まりのは土門が怜香をナイフで刺し殺した現場の興奮も覚めやらぬままに帰宅。ナイフをリンゴにグサッと突き刺す。その背後にリンゴ・スターのポスターw(ローリングストーンズの次はビートルズかよw)「パイレーツ(海賊放送)殺人なんてピーアール(PR)」韻を踏んでるw

土門はまりのと相談の上、さゆりに条件を持掛けた「佐野を誘惑して一発やらせたら、ノイズ探偵団に入れてやる」そして、マンションの一室、さゆりが佐野を部屋に引っ張り込み、服を脱ぐ。そして、おっぱいを窓ガラスに当て良く見えるように、佐野にバックから犯され始めた。

さゆりと佐野の痴態を覗き見しながら、まりのは「これは違う」と感じた。そして次の瞬間、まりのは土門と熱いFUCKを交わしていた。そして、土門が果てると佐野とのFUCKを開始。そして佐野が果てると土門と再びFUCK。多感な女子中学生は、大人の男性との危険な妄想に酔った。

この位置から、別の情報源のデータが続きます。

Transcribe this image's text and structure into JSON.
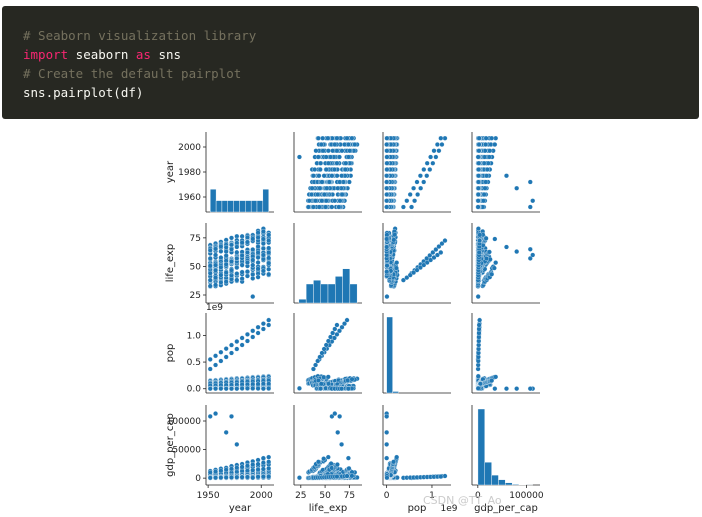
{
  "code": {
    "lines": [
      [
        {
          "t": "# Seaborn visualization library",
          "c": "comment"
        }
      ],
      [
        {
          "t": "import",
          "c": "kw"
        },
        {
          "t": " seaborn ",
          "c": "plain"
        },
        {
          "t": "as",
          "c": "kw"
        },
        {
          "t": " sns",
          "c": "plain"
        }
      ],
      [
        {
          "t": "# Create the default pairplot",
          "c": "comment"
        }
      ],
      [
        {
          "t": "sns.pairplot(df)",
          "c": "plain"
        }
      ]
    ]
  },
  "chart_data": {
    "type": "scatter",
    "variables": [
      "year",
      "life_exp",
      "pop",
      "gdp_per_cap"
    ],
    "diagonal": "histogram",
    "point_color": "#1f77b4",
    "ranges": {
      "year": [
        1948,
        2012
      ],
      "life_exp": [
        18,
        88
      ],
      "pop": [
        -0.08,
        1.42
      ],
      "gdp_per_cap": [
        -12000,
        128000
      ]
    },
    "ticks": {
      "year": [
        1960,
        1980,
        2000
      ],
      "life_exp": [
        25,
        50,
        75
      ],
      "pop": [
        0,
        1
      ],
      "gdp_per_cap": [
        0,
        100000
      ]
    },
    "tick_labels": {
      "year_y": [
        "1960",
        "1980",
        "2000"
      ],
      "year_x": [
        "1950",
        "2000"
      ],
      "life_exp": [
        "25",
        "50",
        "75"
      ],
      "pop_y": [
        "0.0",
        "0.5",
        "1.0"
      ],
      "pop_x": [
        "0",
        "1"
      ],
      "gdp_y": [
        "0",
        "50000",
        "100000"
      ],
      "gdp_x": [
        "0",
        "100000"
      ]
    },
    "offset_label": "1e9",
    "hist_year": [
      0.3,
      0.15,
      0.15,
      0.15,
      0.15,
      0.15,
      0.15,
      0.15,
      0.15,
      0.3
    ],
    "hist_life_exp": [
      0.05,
      0.25,
      0.3,
      0.25,
      0.25,
      0.35,
      0.45,
      0.25
    ],
    "hist_pop": [
      1.0,
      0.02,
      0.0,
      0.0,
      0.0,
      0.0,
      0.0,
      0.0,
      0.0,
      0.0
    ],
    "hist_gdp": [
      1.0,
      0.3,
      0.13,
      0.07,
      0.03,
      0.01,
      0.005,
      0.002
    ]
  },
  "watermark": "CSDN @TT_Ao"
}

ところが、まりのが土門、佐野とのエンドレスセックス妄想からハッと目覚めて双眼鏡を覗くと、計画通りに土門がさゆりの首を絞めて殺害した。まりのは打ち合わせ通りに叫ぶ「キャー!」こうして「MURDUR LINE2」が完了した。ここで、佐野は二人の殺人ゲームに気づいた。

佐野は、夜の屋上でまりのと土門にカメラを向ける「これまでのことは全部撮影した。謝礼は払う、モザイクもかけるから、これを放送させてくれ」でも、土門は断る。そんなことをしたら「MURDUR LINE」は終わってしまう。佐野と土門は決裂し、まりのは土門の側についた。

原宿の人ごみの中、佐野がカメラを構えて取材する「通り魔事件について、どう思いますか?」ある男に質問した途端、佐野は鈍器で殴られ、死んだ。殴った男は土門であった。派手な服を着て満面の笑みをたたえたまりのが、群衆に質問して回る「一体、何が起きたんですか?」

佐野がマジカルパイレーツツアー放送局に使っていた大型ワゴン車は、土門が勝手に盗んで「ラジカルヒステリーツアー」車に改造していた。助手席に乗り込んだまりのは、土門にマイクを向け「私とやって、エッチ」土門は「仲間とはやらない」次の瞬間、まりのの「キャー!」

佐野が土門に、まるで通り魔の様に撲殺された「MURDUR LINE3」に続き、最後に起きた惨劇、まりのが土門を衝動的に殺した「MURDUR LINE4」を最後に物語は終わり、RCサクセションがシャウトする「黒くぬれ!」が世界の終わりを暗示するかのように不気味に響いて幕を閉じた。